2. Measuring the Resting Metabolic Rate



The Resting Metabolic Rate or RMR is the minimum number of calories you need to perform basic functions, such as maintaining heart rate and body heat, breathing and keeping up brain activity. The RMR test measures the number of calories you burn at rest, doing nothing more than sitting all day.

The Resting Metabolic Rate test helps you develop a more efficient diet and exercise plan. If you know your Resting Metabolic Rate, you can calculate the number of calories you need on a daily basis (Total Energy Expenditure). When you get the right number of calories, you not only manage your weight better, instead of guessing, but you also feel more energized during the day; your brain activity and productivity increase (6).



3. Dietary Analysis



Since your body is different than anyone else’s, your daily recommended food and nutrient intake should be personalized. Some foods cannot be processed by your digestive system. You might be deficient when it comes to certain nutrients. Some foods can make you sick. You might have allergies or intolerances, just like you have food preferences.
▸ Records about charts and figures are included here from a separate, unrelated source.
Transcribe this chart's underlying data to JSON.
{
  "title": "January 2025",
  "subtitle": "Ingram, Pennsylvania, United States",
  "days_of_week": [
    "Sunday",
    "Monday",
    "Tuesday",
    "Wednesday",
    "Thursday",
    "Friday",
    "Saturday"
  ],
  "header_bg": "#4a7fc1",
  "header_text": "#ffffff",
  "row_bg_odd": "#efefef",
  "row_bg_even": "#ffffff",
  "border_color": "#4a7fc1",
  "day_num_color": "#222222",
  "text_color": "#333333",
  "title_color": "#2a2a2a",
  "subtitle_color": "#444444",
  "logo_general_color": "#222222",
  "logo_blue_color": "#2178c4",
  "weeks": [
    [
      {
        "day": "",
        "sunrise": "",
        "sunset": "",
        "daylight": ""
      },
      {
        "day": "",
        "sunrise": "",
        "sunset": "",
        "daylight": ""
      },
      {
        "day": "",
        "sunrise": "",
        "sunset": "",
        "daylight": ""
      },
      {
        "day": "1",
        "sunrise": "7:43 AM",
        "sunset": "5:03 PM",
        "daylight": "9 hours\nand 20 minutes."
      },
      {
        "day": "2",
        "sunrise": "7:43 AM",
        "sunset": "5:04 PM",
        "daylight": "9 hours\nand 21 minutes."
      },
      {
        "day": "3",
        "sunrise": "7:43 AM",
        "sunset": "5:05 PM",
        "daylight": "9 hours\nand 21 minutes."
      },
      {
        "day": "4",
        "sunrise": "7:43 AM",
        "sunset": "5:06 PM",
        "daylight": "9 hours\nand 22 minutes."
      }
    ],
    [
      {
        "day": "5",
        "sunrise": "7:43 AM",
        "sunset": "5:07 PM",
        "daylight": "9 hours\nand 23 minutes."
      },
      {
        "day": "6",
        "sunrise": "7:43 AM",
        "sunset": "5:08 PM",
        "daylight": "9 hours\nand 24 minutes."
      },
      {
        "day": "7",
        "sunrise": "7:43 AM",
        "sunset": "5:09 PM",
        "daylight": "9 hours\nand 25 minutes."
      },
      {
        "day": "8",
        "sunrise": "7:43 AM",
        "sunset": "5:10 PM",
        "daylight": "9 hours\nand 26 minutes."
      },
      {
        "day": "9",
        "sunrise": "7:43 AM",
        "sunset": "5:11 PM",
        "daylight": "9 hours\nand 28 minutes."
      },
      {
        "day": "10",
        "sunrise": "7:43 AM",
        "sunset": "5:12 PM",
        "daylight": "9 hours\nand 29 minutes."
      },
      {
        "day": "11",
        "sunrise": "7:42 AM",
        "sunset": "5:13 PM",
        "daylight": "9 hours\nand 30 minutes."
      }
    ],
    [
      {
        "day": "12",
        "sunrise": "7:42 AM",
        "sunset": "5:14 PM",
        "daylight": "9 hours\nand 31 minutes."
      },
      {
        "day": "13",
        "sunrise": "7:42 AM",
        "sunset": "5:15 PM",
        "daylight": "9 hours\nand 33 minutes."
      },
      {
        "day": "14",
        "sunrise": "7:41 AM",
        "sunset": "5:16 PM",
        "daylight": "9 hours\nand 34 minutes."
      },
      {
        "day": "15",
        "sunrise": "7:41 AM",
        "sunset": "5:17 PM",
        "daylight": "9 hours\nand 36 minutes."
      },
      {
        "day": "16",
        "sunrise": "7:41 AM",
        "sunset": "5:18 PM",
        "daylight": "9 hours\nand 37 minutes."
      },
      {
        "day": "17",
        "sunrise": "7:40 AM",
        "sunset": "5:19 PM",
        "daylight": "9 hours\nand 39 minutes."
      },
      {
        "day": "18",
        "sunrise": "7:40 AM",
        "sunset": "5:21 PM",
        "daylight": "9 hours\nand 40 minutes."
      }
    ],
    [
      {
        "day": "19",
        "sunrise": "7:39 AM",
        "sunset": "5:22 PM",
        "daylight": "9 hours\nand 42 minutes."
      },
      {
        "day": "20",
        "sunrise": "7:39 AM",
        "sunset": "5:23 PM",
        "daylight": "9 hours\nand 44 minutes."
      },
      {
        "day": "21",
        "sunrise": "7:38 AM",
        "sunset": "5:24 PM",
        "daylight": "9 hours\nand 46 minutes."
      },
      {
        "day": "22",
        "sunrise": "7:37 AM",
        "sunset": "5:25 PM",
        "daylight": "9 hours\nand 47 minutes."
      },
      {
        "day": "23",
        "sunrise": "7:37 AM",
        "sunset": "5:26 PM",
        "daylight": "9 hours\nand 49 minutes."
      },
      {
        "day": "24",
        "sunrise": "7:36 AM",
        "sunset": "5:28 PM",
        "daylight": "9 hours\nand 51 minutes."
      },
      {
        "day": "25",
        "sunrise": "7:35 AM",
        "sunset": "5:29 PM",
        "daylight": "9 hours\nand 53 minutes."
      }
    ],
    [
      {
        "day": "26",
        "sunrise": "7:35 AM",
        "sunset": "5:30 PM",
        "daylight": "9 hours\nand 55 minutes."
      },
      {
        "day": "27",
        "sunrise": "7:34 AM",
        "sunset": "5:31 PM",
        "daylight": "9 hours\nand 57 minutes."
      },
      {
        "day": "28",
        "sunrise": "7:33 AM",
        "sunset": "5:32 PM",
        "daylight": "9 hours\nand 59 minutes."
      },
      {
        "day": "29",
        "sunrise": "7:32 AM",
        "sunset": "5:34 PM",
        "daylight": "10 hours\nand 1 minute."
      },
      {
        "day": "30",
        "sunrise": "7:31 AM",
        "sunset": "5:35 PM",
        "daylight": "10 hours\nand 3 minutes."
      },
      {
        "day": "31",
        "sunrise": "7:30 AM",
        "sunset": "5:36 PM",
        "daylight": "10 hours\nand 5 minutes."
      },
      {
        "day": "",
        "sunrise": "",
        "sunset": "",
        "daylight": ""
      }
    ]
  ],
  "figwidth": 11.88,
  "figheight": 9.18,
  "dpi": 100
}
A detailed analysis of your diet  can help you examine your current food choices and understand what changes to make. For instance, a food log analysis, coupled with a detailed overview of your lifestyle, history and goals, can be used to compare your current nutrition profile with clinical guidelines for a balanced diet. This can help you personalize your diet based on your unique health profile, lifestyle and goals.



There is always going to be a distraction, another responsibility, something unexpected that can affect your wellbeing negatively. However, if you know your body well, you understand what it needs and can manage it in a more data-driven, scientific manner.


You owe it your body to stick to biometrics and data, rather than fads.